Foot Locker (FL) shares tumbled on Friday after the shoe retailer reported earnings and revenue well below forecasts and cut its outlook.
The company recorded a profit of 0.70 $ per share in the first quarter, 14% lower than estimates. Sales fell 11.4% to $1.93 billion. Same-store sales fell 9.1%.
Foot Locker pointed to lower tax refunds, as well as changing supplier mix and the repositioning of its subsidiary Champs Sports for lower sales. Additionally, he said operating margins fell 400 basis points (bps) due to higher markdowns, lower store occupancy and theft.
Foot Locker CEO Mary Dillon said the retailer is making progress in building a solid foundation for growth beyond this year after launching its Lace Up strategy in March. However, she said that “sales have since declined significantly given the difficult macroeconomic backdrop.” She added that this has led the retailer to lower its guidance for 2023, “as we take on more aggressive markdowns to both drive demand and manage inventory.”

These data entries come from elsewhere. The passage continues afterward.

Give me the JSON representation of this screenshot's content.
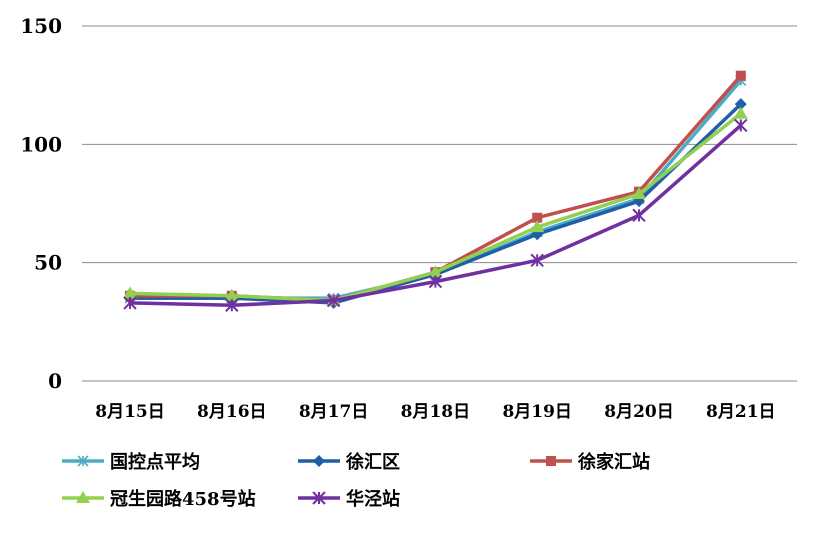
{
  "chart_data": {
    "type": "line",
    "title": "",
    "xlabel": "",
    "ylabel": "",
    "categories": [
      "8月15日",
      "8月16日",
      "8月17日",
      "8月18日",
      "8月19日",
      "8月20日",
      "8月21日"
    ],
    "ylim": [
      0,
      150
    ],
    "yticks": [
      0,
      50,
      100,
      150
    ],
    "grid": true,
    "legend_position": "bottom",
    "series": [
      {
        "name": "国控点平均",
        "color": "#4bacc6",
        "marker": "asterisk",
        "values": [
          35,
          35,
          35,
          45,
          63,
          77,
          127
        ]
      },
      {
        "name": "徐汇区",
        "color": "#1f5fa8",
        "marker": "diamond",
        "values": [
          35,
          35,
          33,
          45,
          62,
          76,
          117
        ]
      },
      {
        "name": "徐家汇站",
        "color": "#c0504d",
        "marker": "square",
        "values": [
          36,
          36,
          34,
          46,
          69,
          80,
          129
        ]
      },
      {
        "name": "冠生园路458号站",
        "color": "#92d050",
        "marker": "triangle",
        "values": [
          37,
          36,
          34,
          46,
          65,
          79,
          113
        ]
      },
      {
        "name": "华泾站",
        "color": "#7030a0",
        "marker": "star",
        "values": [
          33,
          32,
          34,
          42,
          51,
          70,
          108
        ]
      }
    ]
  }
}
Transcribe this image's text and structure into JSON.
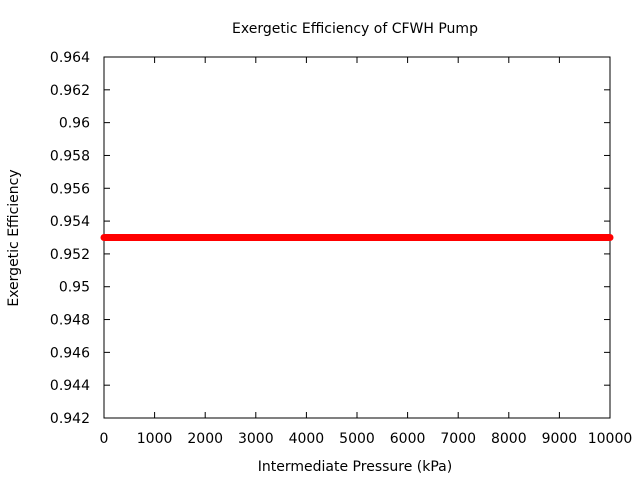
{
  "chart_data": {
    "type": "line",
    "title": "Exergetic Efficiency of CFWH Pump",
    "xlabel": "Intermediate Pressure (kPa)",
    "ylabel": "Exergetic Efficiency",
    "xlim": [
      0,
      10000
    ],
    "ylim": [
      0.942,
      0.964
    ],
    "x_ticks": [
      "0",
      "1000",
      "2000",
      "3000",
      "4000",
      "5000",
      "6000",
      "7000",
      "8000",
      "9000",
      "10000"
    ],
    "y_ticks": [
      "0.942",
      "0.944",
      "0.946",
      "0.948",
      "0.95",
      "0.952",
      "0.954",
      "0.956",
      "0.958",
      "0.96",
      "0.962",
      "0.964"
    ],
    "grid": false,
    "series": [
      {
        "color": "#ff0000",
        "x": [
          0,
          1000,
          2000,
          3000,
          4000,
          5000,
          6000,
          7000,
          8000,
          9000,
          10000
        ],
        "y": [
          0.953,
          0.953,
          0.953,
          0.953,
          0.953,
          0.953,
          0.953,
          0.953,
          0.953,
          0.953,
          0.953
        ]
      }
    ]
  }
}
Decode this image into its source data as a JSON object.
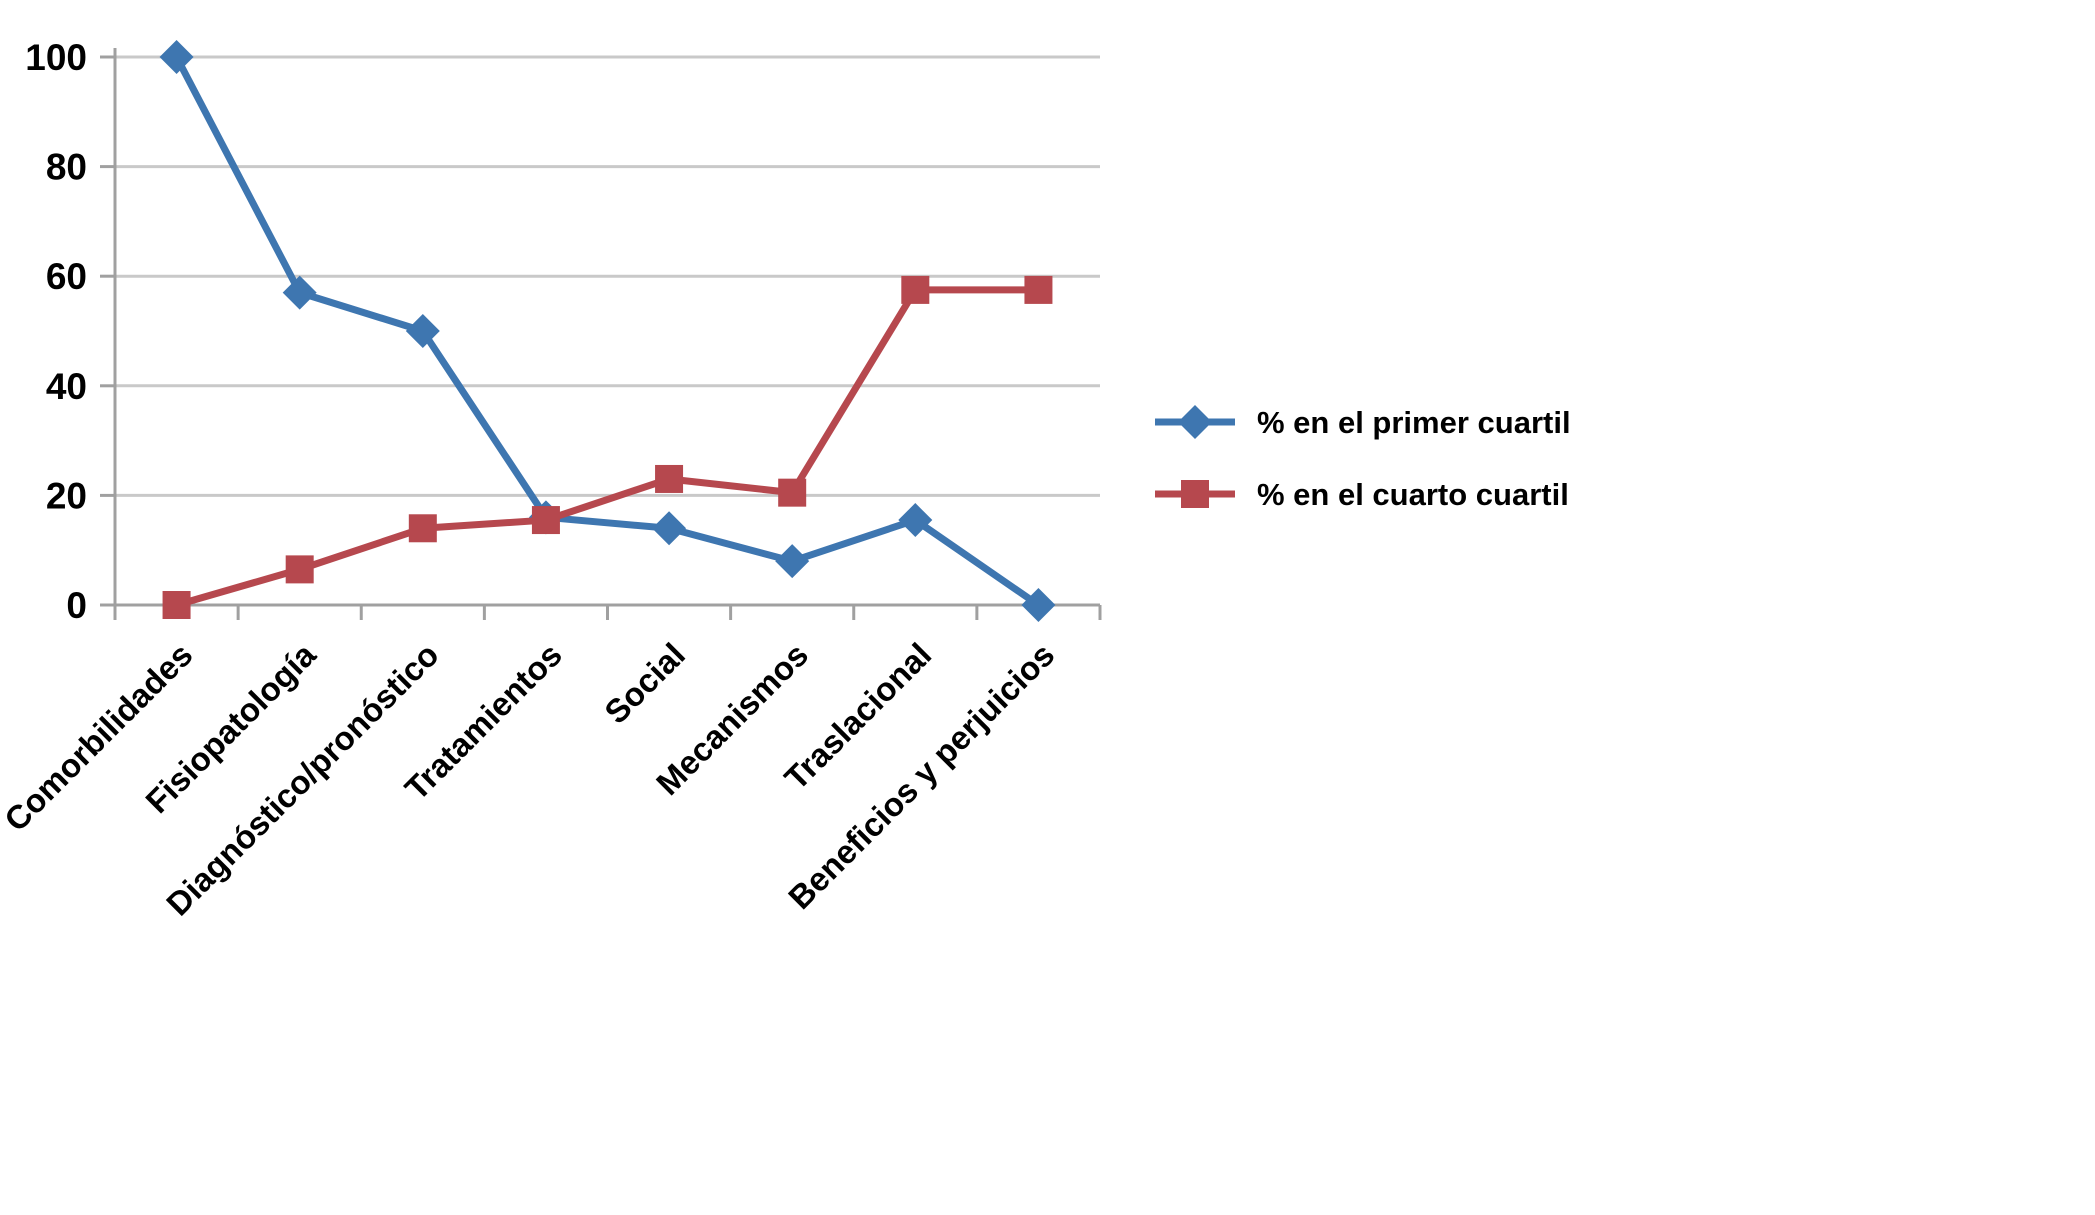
{
  "chart_data": {
    "type": "line",
    "title": "",
    "xlabel": "",
    "ylabel": "",
    "categories": [
      "Comorbilidades",
      "Fisiopatología",
      "Diagnóstico/pronóstico",
      "Tratamientos",
      "Social",
      "Mecanismos",
      "Traslacional",
      "Beneficios y perjuicios"
    ],
    "series": [
      {
        "name": "% en el primer cuartil",
        "color": "#3E76B0",
        "marker": "diamond",
        "values": [
          100,
          57,
          50,
          16,
          14,
          8,
          15.5,
          0
        ]
      },
      {
        "name": "% en el cuarto cuartil",
        "color": "#B6484E",
        "marker": "square",
        "values": [
          0,
          6.5,
          14,
          15.5,
          23,
          20.5,
          57.5,
          57.5
        ]
      }
    ],
    "ylim": [
      0,
      100
    ],
    "yticks": [
      0,
      20,
      40,
      60,
      80,
      100
    ],
    "grid": "horizontal",
    "legend_position": "right",
    "colors": {
      "gridline": "#C9C9C9",
      "axis": "#A0A0A0",
      "text": "#000000",
      "background": "#FFFFFF"
    }
  }
}
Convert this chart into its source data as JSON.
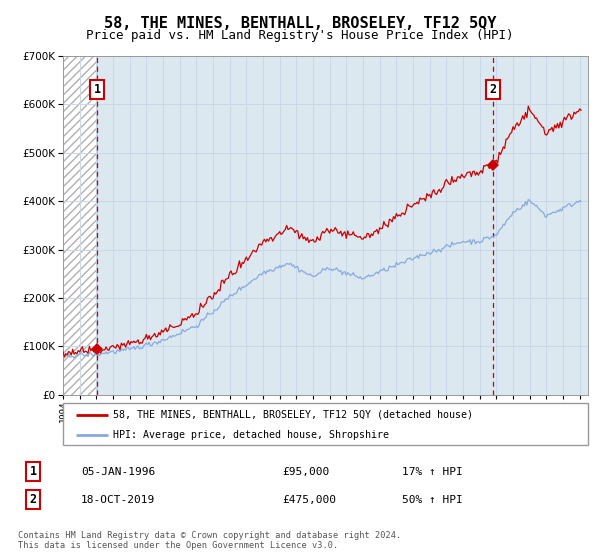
{
  "title": "58, THE MINES, BENTHALL, BROSELEY, TF12 5QY",
  "subtitle": "Price paid vs. HM Land Registry's House Price Index (HPI)",
  "title_fontsize": 11,
  "subtitle_fontsize": 9,
  "ylim": [
    0,
    700000
  ],
  "yticks": [
    0,
    100000,
    200000,
    300000,
    400000,
    500000,
    600000,
    700000
  ],
  "ytick_labels": [
    "£0",
    "£100K",
    "£200K",
    "£300K",
    "£400K",
    "£500K",
    "£600K",
    "£700K"
  ],
  "xlim_start": 1994.0,
  "xlim_end": 2025.5,
  "sale1_date": 1996.04,
  "sale1_price": 95000,
  "sale2_date": 2019.8,
  "sale2_price": 475000,
  "property_line_color": "#cc0000",
  "hpi_line_color": "#88aadd",
  "dashed_vline_color": "#cc0000",
  "grid_color": "#c8d8e8",
  "background_plot": "#dce8f0",
  "legend_label_property": "58, THE MINES, BENTHALL, BROSELEY, TF12 5QY (detached house)",
  "legend_label_hpi": "HPI: Average price, detached house, Shropshire",
  "footer": "Contains HM Land Registry data © Crown copyright and database right 2024.\nThis data is licensed under the Open Government Licence v3.0."
}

Foot Locker now expects full-annual sales drop from 6.5% to 8%, down from the previous decline of 3.5% to 5.5%. Same-store sales are expected to fall 7.5% to 9%, compared to the previous decline of 3.5% to 5%. Earnings per share (EPS) is expected to be between $2 and $2.25, down from $3.35 to $3.65 previously.
Foot Locker actions have fell a further 27% on Friday in the biggest daily decline since 2018. The losses sent shares of Foot Locker into negative territory for the year, with shares down about 20% since the start of the year.